You’ve tried Montaigne and he bored or disappointed you? Hard to believe. I’m disappointed in you. Of course, in his essay “Of Books” he writes: “I can do nothing without gaiety; if one book wearies me I take up another.”

2 comments:

-Z. said...

Your goal of "introducing people to essential books" is met in my case. I've added about bazillion books to my lengthening list through reading your blog (and read several). So thanks!

Damian said...

I see that you wrote last year that you were reading Montaigne: A Life by Philippe Desan. What did you think of it? I'm always glad to read anything about Montaigne, but I was put off by Jeffrey Collins' review in the Wall St. Journal:

"Philippe Desan’s “Montaigne: A Life” is animated by the purpose of detonating this carefully cultivated image. It is an effort at disenchantment.

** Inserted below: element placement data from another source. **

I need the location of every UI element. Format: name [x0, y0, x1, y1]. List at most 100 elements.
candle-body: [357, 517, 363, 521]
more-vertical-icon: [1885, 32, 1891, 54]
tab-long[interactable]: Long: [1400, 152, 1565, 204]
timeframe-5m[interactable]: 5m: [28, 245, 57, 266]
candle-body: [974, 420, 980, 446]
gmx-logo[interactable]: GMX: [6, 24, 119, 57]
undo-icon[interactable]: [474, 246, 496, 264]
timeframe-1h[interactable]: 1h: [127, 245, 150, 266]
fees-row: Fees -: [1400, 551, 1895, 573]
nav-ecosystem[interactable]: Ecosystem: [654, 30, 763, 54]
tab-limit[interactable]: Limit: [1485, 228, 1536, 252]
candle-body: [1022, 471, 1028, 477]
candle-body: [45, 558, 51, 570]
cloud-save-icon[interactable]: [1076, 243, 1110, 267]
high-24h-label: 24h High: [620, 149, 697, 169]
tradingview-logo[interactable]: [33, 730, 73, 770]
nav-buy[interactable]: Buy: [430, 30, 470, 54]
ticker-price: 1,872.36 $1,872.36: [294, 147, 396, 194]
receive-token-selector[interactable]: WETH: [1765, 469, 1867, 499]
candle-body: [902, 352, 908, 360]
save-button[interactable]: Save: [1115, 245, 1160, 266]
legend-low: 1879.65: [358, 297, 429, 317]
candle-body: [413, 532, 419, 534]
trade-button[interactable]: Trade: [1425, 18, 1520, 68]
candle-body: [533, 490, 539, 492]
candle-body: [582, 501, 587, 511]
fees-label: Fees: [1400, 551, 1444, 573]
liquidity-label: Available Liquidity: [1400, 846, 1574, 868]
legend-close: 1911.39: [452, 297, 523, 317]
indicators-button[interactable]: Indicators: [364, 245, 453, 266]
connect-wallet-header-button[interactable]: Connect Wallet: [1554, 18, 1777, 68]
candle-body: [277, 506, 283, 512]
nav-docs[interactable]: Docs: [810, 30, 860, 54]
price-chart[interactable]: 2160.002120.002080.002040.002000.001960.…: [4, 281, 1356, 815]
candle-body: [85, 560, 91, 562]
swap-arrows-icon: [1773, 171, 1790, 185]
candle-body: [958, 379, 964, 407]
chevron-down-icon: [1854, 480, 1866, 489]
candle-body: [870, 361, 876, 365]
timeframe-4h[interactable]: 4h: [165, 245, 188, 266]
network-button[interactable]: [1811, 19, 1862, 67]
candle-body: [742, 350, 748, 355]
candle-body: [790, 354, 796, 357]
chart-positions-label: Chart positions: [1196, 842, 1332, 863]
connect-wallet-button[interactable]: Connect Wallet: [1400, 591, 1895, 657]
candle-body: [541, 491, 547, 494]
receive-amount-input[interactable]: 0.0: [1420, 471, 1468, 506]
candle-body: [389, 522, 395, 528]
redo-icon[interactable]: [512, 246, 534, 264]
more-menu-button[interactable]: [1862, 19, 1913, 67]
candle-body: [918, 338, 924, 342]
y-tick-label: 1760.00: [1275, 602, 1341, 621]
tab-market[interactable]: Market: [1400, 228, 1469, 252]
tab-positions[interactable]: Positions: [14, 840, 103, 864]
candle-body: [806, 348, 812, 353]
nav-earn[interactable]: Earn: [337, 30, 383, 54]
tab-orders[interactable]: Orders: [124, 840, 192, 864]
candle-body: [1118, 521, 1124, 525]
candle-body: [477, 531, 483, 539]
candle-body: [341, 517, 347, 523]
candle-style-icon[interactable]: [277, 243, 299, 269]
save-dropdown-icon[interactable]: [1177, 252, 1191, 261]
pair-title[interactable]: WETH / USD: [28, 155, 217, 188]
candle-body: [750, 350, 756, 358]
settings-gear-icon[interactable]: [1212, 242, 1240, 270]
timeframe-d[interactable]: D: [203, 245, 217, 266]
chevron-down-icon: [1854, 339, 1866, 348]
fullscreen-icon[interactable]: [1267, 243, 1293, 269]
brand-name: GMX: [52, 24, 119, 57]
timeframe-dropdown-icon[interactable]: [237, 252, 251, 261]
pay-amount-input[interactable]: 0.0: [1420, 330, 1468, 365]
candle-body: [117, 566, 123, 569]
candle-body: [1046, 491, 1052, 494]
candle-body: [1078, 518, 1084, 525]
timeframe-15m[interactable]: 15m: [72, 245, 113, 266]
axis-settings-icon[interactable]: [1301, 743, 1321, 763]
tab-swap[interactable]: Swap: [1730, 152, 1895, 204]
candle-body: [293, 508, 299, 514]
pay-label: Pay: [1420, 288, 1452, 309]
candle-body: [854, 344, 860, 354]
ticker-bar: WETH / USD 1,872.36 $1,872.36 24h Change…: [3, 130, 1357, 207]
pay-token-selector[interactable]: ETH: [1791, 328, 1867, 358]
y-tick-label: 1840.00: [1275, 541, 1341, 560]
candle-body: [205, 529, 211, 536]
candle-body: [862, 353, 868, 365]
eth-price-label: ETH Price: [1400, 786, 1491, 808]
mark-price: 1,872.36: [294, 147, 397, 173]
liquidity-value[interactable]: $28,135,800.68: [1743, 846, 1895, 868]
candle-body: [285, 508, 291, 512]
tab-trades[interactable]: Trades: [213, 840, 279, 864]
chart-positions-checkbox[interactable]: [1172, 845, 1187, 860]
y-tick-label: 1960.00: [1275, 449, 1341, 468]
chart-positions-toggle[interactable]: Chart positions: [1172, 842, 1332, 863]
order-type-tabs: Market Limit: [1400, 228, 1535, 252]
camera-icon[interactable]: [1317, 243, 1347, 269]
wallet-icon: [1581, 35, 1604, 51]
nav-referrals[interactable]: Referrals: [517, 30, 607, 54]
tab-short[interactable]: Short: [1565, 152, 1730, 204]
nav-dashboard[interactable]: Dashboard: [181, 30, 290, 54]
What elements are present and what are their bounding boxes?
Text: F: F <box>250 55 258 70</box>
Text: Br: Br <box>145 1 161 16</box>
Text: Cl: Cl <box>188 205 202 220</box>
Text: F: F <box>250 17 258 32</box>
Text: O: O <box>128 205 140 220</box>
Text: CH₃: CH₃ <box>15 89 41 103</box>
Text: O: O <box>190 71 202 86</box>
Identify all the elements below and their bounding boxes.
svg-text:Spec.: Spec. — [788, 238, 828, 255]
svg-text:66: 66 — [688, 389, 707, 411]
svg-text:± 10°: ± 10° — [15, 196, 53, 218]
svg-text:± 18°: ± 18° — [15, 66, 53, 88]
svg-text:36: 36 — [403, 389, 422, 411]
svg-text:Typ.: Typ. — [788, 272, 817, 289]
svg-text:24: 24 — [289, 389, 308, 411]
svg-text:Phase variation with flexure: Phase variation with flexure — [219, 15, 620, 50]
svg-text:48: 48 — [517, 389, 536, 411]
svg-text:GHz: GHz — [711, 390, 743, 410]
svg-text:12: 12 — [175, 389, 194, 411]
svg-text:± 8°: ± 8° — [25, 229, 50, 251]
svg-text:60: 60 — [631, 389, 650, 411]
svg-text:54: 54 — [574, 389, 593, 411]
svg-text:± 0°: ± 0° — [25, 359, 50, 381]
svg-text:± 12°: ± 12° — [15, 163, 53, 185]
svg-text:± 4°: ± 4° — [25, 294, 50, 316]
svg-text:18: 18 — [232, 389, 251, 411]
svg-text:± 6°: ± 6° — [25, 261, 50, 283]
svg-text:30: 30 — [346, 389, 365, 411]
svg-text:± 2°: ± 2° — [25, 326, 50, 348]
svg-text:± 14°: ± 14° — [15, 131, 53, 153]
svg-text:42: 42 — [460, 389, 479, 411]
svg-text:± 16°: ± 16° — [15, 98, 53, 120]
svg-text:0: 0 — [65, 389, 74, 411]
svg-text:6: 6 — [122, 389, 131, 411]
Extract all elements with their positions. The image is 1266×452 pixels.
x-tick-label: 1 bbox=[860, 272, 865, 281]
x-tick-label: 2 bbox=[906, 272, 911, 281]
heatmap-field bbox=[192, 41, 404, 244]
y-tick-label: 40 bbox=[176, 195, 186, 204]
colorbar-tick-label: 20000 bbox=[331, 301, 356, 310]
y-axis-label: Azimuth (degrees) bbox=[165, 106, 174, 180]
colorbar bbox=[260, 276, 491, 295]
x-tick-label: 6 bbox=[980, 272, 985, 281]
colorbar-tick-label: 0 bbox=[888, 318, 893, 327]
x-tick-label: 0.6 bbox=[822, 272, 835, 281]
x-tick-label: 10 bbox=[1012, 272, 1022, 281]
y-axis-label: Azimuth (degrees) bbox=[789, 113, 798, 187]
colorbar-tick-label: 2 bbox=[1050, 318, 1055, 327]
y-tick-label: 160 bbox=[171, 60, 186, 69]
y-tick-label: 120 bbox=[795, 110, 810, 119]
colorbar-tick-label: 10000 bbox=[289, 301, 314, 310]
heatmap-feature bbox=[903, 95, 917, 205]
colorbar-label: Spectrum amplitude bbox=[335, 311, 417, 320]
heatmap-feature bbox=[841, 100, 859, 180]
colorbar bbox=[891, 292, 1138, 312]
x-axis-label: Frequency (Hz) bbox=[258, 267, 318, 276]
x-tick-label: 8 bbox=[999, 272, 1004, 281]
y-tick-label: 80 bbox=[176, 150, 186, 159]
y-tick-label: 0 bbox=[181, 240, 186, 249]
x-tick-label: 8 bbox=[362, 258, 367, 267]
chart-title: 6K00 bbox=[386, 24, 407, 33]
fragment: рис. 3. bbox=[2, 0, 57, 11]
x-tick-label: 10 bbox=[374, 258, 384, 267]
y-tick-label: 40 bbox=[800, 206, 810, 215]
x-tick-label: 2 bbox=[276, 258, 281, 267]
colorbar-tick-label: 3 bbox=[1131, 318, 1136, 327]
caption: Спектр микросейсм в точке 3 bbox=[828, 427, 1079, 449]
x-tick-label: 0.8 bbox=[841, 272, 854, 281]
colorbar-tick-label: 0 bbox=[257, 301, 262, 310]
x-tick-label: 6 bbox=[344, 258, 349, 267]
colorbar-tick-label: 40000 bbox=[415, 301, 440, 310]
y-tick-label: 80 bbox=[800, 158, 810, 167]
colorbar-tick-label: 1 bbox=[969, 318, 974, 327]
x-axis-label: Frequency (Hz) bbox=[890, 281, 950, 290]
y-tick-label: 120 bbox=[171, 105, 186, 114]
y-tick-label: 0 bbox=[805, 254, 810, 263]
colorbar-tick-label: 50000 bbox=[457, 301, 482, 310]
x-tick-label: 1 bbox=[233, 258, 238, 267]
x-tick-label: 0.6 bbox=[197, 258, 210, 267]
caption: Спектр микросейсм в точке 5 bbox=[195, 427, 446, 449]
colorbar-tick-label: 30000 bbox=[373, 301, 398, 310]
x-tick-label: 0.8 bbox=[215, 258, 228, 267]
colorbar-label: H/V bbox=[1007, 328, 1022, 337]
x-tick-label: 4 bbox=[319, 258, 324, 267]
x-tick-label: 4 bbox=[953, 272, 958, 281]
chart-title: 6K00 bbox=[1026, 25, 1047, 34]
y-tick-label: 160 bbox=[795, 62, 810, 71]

Montaigne’s informality and transparency, in Mr. Desan’s telling, were rhetorical strategies and triumphs of artifice. Montaigne’s exploration of the private self was not a natural impulse but an adjustment required by the defeat of his considerable political ambitions. Previous biographers, Mr. Desan argues, have piously replicated the self-portrait of the “Essays.” He seeks to drag the solitary genius back into his social milieu, exposing his conventionality. Montaigne claimed to have portrayed himself “naked” to posterity. Mr. Desan removes the last of his garments."